For CHIKV, DIRs were as high at day 7 PI as at day 14 PI (91.5% and 100%), but the TR was higher at day 7 PI (70%) than at day 14 PI (40%). TRs were proportional to the number of viral particles detected in saliva, 49 (range 3–120) viral particles at day 7 PI versus 14 (range 3–50) at day 14 PI.

With YFV the DIR was low, 14.6%, and was only detected at day 14 PI. Surprisingly, the TR was 50%, and high viral loads were detected in saliva, 273 (range 120–400) viral particles.

Discussion

Our results show that A. a. formosus from Cape Verde is susceptible to oral infection and is able to transmit DENV, CHIKV, and YFV at different magnitudes.

A. a. formosus from Cape Verde is susceptible to oral infection by autochthonous DENV-3, but is less efficient at replicating a reference DENV-2 strain. This could suggest a specific vector genotype–virus genotype interaction (Lambrechts et al. 2009). The TRs are extremely low, suggesting an efficient salivary gland barrier for the tested DENV type. The method used to collect and titrate saliva was the same for the three viruses, so these low TRs are not due to technical problems. A. a. formosus is known to be less competent at acquiring and transmitting dengue and yellow fever viruses than A. a. aegypti (Tabachnick et al. 1985; Failloux et al. 2002). Lourenço-de-Oliveira and associates (2002) tested a sample of A. a. formosus for YFV and found a low DIR of 3.3%. For the same DENV-2 that we used in our study the DIR was 36.9% (unpublished data).

However, even with a low competence for viral replication and transmission, a vector can sustain an epidemic outbreak (Miller et al. 1989). Furthermore the abundance of the vector and the frequency of contacts between the vector and humans during the rainy season are as important as the number of infected particles delivered in the saliva as measured under laboratory conditions. Finally, transmission was probably enhanced by the naïve immunological status of the human population of Cape Verde for DENV-3.

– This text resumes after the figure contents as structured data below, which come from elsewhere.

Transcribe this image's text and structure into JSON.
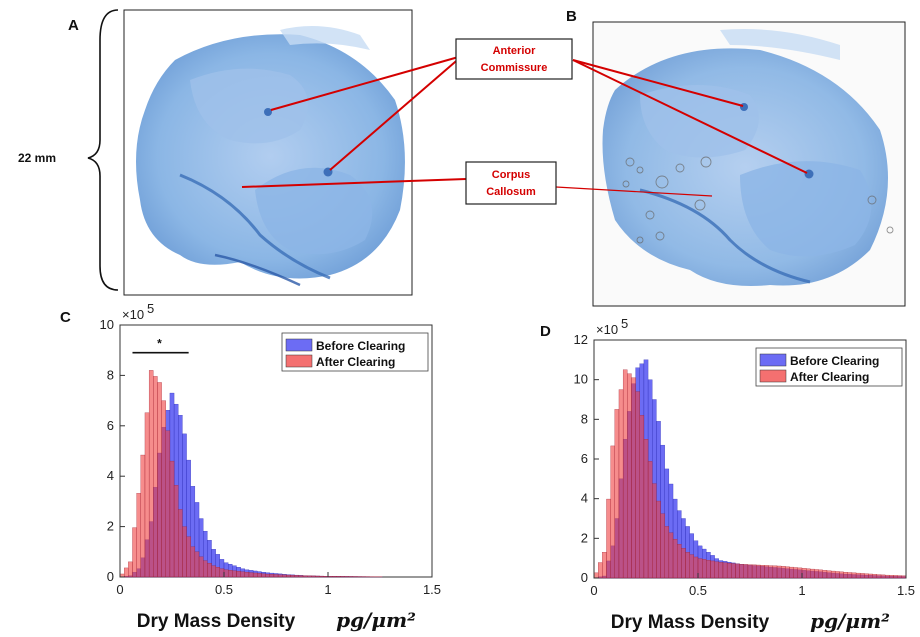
{
  "panels": {
    "a": "A",
    "b": "B",
    "c": "C",
    "d": "D"
  },
  "scale_bar_label": "22 mm",
  "annotations": {
    "anterior_commissure": [
      "Anterior",
      "Commissure"
    ],
    "corpus_callosum": [
      "Corpus",
      "Callosum"
    ]
  },
  "colors": {
    "before": "#3b3bf0",
    "after": "#f04040",
    "overlap": "#b0004a",
    "label_red": "#d40000",
    "tissue_blue": "#6fa6de"
  },
  "chart_data": [
    {
      "type": "bar",
      "panel": "C",
      "xlabel": "Dry Mass Density",
      "xunit": "pg/μm²",
      "ylabel": "",
      "y_multiplier": "×10",
      "y_exponent": "5",
      "xlim": [
        0,
        1.5
      ],
      "ylim": [
        0,
        10
      ],
      "xticks": [
        "0",
        "0.5",
        "1",
        "1.5"
      ],
      "yticks": [
        "0",
        "2",
        "4",
        "6",
        "8",
        "10"
      ],
      "significance": "*",
      "legend_position": "top-right",
      "series": [
        {
          "name": "Before Clearing",
          "color": "#3b3bf0",
          "x": [
            0.05,
            0.1,
            0.15,
            0.2,
            0.25,
            0.3,
            0.35,
            0.4,
            0.45,
            0.5,
            0.6,
            0.7,
            0.8,
            0.9,
            1.0
          ],
          "y": [
            0.05,
            0.4,
            2.2,
            5.6,
            7.3,
            6.2,
            3.6,
            2.0,
            1.1,
            0.6,
            0.3,
            0.18,
            0.1,
            0.05,
            0.03
          ]
        },
        {
          "name": "After Clearing",
          "color": "#f04040",
          "x": [
            0.05,
            0.1,
            0.15,
            0.2,
            0.25,
            0.3,
            0.35,
            0.4,
            0.45,
            0.5,
            0.6,
            0.7,
            0.8,
            0.9,
            1.0
          ],
          "y": [
            0.6,
            4.0,
            8.2,
            7.6,
            4.6,
            2.2,
            1.2,
            0.7,
            0.45,
            0.3,
            0.2,
            0.12,
            0.08,
            0.05,
            0.03
          ]
        }
      ]
    },
    {
      "type": "bar",
      "panel": "D",
      "xlabel": "Dry Mass Density",
      "xunit": "pg/μm²",
      "ylabel": "",
      "y_multiplier": "×10",
      "y_exponent": "5",
      "xlim": [
        0,
        1.5
      ],
      "ylim": [
        0,
        12
      ],
      "xticks": [
        "0",
        "0.5",
        "1",
        "1.5"
      ],
      "yticks": [
        "0",
        "2",
        "4",
        "6",
        "8",
        "10",
        "12"
      ],
      "legend_position": "top-right",
      "series": [
        {
          "name": "Before Clearing",
          "color": "#3b3bf0",
          "x": [
            0.05,
            0.1,
            0.15,
            0.2,
            0.25,
            0.3,
            0.35,
            0.4,
            0.45,
            0.5,
            0.6,
            0.7,
            0.8,
            0.9,
            1.0,
            1.2,
            1.4
          ],
          "y": [
            0.1,
            2.0,
            7.0,
            10.5,
            11.0,
            8.5,
            5.5,
            3.6,
            2.6,
            1.7,
            0.9,
            0.7,
            0.6,
            0.5,
            0.4,
            0.2,
            0.1
          ]
        },
        {
          "name": "After Clearing",
          "color": "#f04040",
          "x": [
            0.05,
            0.1,
            0.15,
            0.2,
            0.25,
            0.3,
            0.35,
            0.4,
            0.45,
            0.5,
            0.6,
            0.7,
            0.8,
            0.9,
            1.0,
            1.2,
            1.4
          ],
          "y": [
            1.3,
            8.0,
            10.5,
            10.0,
            7.0,
            4.2,
            2.6,
            1.8,
            1.3,
            1.0,
            0.8,
            0.7,
            0.65,
            0.6,
            0.5,
            0.3,
            0.15
          ]
        }
      ]
    }
  ]
}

During the last decade, the number of CHIKV outbreaks has been increasing in central Africa, in Cameroon (Peyrefitte et al. 2007) and in Gabon (Peyrefitte et al. 2008). The CHIKV is highly transmitted by A. aegypti from central Africa (Paupy et al. 2010). We also demonstrated the high potential of A. a. formosus from Cape Verde to transmit CHIKV.

YFV continues to cause severe morbidity and mortality in Africa despite the availability of the 17D vaccine. Our results suggest that A. a. formosus from Cape Verde would be efficient at YFV transmission.

The future introduction of DENV, CHIKV, or YFV via travelers from continental Africa may cause other outbreaks in Cape Verde, whose population is not immune to most arboviruses. Therefore mosquito and virus surveillance as well as control must be urgently undertaken and reinforced.